The author teaches a basic course on statistics on harvard extension school and charges ~$2800 for that. He wrote a clickbait random article and I can see it on hacker news front page. And we say only facebook can publish fake news ;)


sooo... what's fake? You made a ton of ad-hominem there, but what's the actual criticism of the article?


Just from a casual look, the cancer diagnosis modeling is flawed.

> the doctor would need to consider the overall incidence rate of cancer among similar women with similar symptoms, not including the result of the mammogram

That's a bad assumption. Mammogram is a radiology tool to investigate tissue. It's not a randomizing element as it's fundamental to arriving at the thesis, which is then correlated from MULTIPLE vectors.

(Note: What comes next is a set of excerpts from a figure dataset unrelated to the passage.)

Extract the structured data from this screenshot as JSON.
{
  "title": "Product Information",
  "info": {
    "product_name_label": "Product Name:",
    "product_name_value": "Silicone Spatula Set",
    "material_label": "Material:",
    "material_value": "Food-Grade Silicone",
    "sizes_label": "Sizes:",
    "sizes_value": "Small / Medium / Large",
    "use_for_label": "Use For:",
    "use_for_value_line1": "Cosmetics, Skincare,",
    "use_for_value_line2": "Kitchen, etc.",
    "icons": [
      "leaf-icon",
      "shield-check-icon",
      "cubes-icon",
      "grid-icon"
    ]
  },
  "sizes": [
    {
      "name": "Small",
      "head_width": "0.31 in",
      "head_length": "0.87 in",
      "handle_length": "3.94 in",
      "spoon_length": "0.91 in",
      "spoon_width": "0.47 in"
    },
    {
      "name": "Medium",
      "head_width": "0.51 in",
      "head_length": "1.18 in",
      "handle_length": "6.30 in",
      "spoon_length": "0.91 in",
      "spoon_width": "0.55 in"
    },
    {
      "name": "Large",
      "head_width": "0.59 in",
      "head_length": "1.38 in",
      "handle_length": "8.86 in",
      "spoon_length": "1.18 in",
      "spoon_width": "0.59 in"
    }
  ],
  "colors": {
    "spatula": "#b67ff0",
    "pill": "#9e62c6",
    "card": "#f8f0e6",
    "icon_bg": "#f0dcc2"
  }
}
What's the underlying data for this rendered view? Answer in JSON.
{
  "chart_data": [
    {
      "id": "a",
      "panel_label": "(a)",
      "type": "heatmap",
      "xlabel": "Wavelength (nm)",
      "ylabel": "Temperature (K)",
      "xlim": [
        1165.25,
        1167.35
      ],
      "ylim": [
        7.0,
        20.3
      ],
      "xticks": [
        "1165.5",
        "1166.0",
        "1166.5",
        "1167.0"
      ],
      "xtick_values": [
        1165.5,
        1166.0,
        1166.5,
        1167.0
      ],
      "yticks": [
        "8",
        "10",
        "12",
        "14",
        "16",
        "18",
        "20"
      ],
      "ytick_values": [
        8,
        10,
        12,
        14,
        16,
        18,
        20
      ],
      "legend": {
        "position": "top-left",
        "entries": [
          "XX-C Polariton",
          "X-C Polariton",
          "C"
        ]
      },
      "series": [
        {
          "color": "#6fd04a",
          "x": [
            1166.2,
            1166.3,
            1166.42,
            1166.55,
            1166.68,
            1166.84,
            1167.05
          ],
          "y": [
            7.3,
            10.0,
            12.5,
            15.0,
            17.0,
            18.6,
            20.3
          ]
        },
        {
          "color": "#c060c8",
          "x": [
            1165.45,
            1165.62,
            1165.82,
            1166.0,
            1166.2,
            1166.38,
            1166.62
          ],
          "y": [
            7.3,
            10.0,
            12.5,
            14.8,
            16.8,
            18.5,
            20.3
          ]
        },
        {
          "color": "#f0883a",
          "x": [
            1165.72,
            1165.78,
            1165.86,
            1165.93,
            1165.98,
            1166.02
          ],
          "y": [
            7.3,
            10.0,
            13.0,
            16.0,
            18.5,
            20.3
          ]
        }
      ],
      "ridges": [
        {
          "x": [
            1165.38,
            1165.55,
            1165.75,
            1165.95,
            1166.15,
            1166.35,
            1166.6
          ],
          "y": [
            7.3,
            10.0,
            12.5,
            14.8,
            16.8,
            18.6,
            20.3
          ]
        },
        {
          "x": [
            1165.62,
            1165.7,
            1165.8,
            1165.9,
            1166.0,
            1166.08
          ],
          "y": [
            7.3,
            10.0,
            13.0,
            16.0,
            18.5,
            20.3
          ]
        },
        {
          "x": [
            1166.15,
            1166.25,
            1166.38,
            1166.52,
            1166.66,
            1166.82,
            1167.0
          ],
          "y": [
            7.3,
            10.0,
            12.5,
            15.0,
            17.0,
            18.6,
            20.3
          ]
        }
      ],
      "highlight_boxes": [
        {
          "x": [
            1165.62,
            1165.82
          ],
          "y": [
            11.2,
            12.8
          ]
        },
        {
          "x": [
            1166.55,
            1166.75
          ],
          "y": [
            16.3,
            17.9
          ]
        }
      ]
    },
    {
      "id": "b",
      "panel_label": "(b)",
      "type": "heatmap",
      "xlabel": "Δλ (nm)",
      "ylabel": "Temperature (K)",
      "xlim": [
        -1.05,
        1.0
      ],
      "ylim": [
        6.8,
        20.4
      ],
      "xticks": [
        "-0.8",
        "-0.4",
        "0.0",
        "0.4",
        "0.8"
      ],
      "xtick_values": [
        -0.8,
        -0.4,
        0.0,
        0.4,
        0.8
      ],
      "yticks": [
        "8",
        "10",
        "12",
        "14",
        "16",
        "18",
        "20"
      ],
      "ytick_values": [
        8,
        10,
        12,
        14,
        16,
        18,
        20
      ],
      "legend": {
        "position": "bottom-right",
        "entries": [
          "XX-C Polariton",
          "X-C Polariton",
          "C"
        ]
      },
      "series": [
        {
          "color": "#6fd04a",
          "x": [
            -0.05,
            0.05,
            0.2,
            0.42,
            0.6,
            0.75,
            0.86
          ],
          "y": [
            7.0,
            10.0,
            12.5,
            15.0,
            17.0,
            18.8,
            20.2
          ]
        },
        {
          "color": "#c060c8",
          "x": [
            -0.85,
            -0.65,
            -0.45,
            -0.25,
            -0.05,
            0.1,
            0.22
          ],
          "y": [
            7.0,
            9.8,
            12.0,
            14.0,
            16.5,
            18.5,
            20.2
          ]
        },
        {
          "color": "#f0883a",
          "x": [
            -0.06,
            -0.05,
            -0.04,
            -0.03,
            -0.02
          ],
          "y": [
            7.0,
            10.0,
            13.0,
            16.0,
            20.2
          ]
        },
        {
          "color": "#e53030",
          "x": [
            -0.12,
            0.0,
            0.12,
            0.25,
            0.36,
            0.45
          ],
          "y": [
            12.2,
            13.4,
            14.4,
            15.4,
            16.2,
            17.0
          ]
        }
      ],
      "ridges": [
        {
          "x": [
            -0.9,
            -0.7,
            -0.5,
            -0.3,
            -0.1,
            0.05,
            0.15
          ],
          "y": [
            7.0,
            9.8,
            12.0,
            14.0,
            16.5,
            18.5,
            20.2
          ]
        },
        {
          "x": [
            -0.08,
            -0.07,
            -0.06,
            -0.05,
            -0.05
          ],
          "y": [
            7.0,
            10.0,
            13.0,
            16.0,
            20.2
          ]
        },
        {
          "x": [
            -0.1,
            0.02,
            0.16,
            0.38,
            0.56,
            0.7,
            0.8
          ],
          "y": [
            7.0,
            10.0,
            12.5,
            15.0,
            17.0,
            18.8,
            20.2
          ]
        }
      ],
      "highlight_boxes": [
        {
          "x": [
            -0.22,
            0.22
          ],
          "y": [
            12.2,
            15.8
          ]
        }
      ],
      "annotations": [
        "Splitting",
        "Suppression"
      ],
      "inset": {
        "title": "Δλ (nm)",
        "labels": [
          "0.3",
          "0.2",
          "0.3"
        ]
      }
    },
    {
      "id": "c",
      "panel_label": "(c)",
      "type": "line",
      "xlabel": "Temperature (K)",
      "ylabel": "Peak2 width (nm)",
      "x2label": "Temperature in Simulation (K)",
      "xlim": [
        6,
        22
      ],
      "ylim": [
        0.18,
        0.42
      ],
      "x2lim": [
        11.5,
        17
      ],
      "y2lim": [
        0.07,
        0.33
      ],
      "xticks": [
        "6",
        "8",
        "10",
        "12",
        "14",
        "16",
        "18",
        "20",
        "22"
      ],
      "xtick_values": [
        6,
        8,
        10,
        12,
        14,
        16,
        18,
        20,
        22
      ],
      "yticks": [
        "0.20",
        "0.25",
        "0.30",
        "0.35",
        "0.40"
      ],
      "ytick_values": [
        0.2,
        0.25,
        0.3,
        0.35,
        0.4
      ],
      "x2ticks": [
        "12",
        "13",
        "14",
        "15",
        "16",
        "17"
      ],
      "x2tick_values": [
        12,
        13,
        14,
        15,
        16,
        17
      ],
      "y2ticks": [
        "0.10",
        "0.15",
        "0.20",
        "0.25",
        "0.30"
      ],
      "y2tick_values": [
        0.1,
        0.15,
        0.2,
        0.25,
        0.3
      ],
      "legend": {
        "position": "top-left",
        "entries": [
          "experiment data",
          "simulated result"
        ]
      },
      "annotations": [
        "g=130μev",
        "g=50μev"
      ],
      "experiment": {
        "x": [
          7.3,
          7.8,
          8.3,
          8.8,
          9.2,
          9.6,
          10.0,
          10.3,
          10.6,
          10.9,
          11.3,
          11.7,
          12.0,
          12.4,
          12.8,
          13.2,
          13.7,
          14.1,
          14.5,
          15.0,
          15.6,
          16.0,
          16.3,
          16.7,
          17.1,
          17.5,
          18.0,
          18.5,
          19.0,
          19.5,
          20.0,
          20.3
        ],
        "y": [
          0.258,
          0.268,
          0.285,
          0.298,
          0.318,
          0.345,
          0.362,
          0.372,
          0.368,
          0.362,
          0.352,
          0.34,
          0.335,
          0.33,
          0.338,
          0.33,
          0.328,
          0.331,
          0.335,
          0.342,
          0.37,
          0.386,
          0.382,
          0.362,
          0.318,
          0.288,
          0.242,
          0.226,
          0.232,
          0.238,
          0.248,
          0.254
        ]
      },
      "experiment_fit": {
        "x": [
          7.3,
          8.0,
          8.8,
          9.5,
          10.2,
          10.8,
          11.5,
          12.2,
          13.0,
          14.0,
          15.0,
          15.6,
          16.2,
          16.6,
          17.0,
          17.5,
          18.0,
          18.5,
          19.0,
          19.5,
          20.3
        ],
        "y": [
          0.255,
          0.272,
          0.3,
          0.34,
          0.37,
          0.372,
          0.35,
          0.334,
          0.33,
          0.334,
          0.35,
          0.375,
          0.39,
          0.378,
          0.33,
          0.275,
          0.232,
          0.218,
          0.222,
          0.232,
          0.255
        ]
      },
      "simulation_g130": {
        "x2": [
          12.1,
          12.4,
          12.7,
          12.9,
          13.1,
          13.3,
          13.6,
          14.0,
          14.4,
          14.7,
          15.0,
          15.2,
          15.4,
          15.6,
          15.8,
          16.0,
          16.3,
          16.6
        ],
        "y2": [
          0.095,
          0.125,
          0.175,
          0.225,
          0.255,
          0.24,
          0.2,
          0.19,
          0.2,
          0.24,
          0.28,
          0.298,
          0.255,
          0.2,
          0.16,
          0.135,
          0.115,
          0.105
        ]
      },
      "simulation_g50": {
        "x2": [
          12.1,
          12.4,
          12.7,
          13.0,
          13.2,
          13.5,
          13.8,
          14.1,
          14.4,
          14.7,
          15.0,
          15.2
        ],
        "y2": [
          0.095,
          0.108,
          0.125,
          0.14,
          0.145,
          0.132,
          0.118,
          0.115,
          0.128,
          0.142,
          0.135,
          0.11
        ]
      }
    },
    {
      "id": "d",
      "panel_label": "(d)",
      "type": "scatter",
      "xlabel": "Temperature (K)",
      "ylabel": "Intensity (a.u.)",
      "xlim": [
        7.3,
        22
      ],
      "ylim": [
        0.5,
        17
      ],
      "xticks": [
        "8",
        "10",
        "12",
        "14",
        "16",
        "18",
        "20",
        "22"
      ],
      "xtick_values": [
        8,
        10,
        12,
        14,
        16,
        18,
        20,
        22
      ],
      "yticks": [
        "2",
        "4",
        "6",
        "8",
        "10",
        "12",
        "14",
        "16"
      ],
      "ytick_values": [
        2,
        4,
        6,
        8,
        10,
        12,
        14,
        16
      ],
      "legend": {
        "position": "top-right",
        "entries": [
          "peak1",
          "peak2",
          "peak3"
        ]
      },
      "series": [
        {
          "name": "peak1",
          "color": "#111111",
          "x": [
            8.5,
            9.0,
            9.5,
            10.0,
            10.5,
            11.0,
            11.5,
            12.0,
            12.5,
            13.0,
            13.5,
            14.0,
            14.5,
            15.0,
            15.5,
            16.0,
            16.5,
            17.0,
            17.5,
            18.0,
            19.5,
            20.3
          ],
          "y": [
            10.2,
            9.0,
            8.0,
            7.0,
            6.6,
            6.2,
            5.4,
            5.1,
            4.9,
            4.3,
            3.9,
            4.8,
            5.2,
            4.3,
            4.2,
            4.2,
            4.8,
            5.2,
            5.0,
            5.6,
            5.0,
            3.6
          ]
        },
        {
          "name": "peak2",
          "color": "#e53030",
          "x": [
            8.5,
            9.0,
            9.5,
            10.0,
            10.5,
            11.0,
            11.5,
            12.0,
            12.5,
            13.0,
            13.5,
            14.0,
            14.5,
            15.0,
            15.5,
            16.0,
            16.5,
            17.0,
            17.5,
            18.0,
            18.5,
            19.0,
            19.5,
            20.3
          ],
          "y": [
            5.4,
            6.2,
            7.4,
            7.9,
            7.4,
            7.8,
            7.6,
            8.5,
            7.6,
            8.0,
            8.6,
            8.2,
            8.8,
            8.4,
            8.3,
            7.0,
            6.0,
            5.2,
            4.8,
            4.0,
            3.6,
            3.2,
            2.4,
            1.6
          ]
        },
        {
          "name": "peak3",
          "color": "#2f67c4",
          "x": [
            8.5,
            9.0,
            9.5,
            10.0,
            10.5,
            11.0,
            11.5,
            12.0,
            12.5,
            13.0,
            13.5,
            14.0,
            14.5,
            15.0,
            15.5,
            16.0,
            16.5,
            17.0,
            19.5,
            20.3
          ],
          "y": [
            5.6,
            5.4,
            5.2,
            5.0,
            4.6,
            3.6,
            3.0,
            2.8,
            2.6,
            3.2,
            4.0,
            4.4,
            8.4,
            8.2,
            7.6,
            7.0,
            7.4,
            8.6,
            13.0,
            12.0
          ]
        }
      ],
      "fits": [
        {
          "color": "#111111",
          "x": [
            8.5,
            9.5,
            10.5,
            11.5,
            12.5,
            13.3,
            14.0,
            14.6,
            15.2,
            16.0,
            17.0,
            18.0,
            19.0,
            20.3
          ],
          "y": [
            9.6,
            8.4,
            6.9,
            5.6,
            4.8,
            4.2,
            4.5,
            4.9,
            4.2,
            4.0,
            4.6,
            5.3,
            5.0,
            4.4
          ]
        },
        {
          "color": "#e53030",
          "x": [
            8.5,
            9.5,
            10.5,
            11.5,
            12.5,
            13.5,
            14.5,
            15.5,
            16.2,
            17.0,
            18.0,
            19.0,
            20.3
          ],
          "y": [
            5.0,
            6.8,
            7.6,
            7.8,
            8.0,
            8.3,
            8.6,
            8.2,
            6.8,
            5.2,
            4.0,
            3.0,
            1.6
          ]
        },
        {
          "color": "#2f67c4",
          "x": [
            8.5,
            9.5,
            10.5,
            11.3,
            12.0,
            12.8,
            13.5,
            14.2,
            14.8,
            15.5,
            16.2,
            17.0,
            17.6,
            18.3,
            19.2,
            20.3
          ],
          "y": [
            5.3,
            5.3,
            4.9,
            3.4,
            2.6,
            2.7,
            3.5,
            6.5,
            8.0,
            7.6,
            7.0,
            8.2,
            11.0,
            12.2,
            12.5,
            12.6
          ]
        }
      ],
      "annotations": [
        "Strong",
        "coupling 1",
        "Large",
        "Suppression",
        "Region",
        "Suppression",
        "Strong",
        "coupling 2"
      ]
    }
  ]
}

> a similar patient finds a lump it turns out to be benign

A manual inspection is not the same. In good faith, let's assume they are the same for no reason but to argue about how not to do medicine as some precept for "Base rates are effectively random".

Turns out, Base rates are not random guesses.

What's interesting about Bayesian Theory is we use it all the time and then observe and collect statistical data about the outcomes, after making assumptions (like a specific Base rate) and use back propagation to correct until models fit measurable events. This is why, tests often have caveats about efficacy. Base rate is sometimes, reasonably, unknown because there is no additional correlation. This doesn't indict Base rates wherein the vast majority of cases, there are multiple vectors (or new vectors are generated) that show this process is reliable (beyond a few dice rolls). There have also been cases where there is no corroboration from new measures and the deduction is the that original measure and Base rate were random.

It's a lot of hand waving from a classic troll. Why? Probably for students who want to feel like they have "discovered" how the establishment is ignorant.


The author mangled the mammogram example, but when written correctly it's a good example to use.

The author should have used a woman with no symptoms who goes for a mammogram screening test, not a woman with symptoms who goes for a diagnostic test.